Чимен заметила Алев и Кывылджим, но не показала виду. Только чуть сжала губы и с удвоенным усердием подмела очередной клочок водорослей.
Метехан тоже краем глаза заметил их приближение. Бросил на Чимен быстрый взгляд:
— Думаешь, если сделаешь вид, что меня не существует, это тебя спасёт?
— Думаю, если ты перестанешь нести чушь, день станет короче, — не оборачиваясь, парировала Чимен.
Алев прыснула от смеха:
— Ну всё. Я влюбилась. Они идеальны для сценария романтической комедии. Только дайте мне немного попкорна.
— Алев, пожалуйста, — отрезала Кывылджим, но уголки её губ дрогнули.
— Ладно, ладно. Но если он завтра получит щёткой по спине — я это предсказала.
— Я слышу, — пробормотал Метехан себе под нос.

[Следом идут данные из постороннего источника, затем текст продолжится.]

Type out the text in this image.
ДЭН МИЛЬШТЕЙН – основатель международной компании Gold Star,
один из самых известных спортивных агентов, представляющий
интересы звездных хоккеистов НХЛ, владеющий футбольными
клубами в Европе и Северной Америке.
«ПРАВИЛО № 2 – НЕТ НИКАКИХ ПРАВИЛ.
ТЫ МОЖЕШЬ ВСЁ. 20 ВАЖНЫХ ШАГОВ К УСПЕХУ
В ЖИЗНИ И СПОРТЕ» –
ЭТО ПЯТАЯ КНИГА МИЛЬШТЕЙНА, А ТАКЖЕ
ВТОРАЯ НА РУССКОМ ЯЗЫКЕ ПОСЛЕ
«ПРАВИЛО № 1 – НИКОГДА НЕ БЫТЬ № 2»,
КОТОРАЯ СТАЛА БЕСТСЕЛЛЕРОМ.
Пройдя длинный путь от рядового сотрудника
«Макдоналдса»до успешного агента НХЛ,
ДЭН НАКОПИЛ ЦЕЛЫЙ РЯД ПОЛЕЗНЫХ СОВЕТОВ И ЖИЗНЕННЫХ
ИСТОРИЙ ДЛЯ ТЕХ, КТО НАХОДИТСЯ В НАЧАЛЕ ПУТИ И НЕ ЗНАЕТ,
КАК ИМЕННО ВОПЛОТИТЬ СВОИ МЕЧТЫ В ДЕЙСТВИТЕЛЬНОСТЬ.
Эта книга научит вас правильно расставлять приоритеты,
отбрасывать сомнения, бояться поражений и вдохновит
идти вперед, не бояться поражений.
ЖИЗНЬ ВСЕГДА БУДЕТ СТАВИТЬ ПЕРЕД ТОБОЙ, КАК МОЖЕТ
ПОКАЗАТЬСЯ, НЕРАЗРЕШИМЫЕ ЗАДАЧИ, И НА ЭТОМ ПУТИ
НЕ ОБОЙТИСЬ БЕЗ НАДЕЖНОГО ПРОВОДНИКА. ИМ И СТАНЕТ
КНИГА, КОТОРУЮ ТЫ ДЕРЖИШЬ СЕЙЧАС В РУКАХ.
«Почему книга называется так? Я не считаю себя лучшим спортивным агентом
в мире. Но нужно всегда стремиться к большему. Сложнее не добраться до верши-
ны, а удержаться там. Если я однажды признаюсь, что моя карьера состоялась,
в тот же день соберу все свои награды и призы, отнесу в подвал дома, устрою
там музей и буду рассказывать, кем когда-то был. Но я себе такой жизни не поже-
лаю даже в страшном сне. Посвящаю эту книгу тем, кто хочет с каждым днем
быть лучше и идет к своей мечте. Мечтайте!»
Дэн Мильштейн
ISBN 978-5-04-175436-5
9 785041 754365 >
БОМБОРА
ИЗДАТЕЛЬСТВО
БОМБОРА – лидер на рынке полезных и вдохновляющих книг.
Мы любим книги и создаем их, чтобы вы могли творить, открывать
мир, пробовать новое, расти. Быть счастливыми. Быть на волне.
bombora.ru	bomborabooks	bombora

Чимен не ответила, но поджала губы.
Они прошли мимо, и когда оказались возле парапета, Алев замедлила шаг, сдвинула очки и сощурилась:
— Так... либо у меня зрение стало как у орла, либо... забор внаглую лезет на нашу территорию. Смотри. Полметра минимум. Может, пока никто не смотрит, просто... снесём его? Молча. Быстренько. С кувалдой.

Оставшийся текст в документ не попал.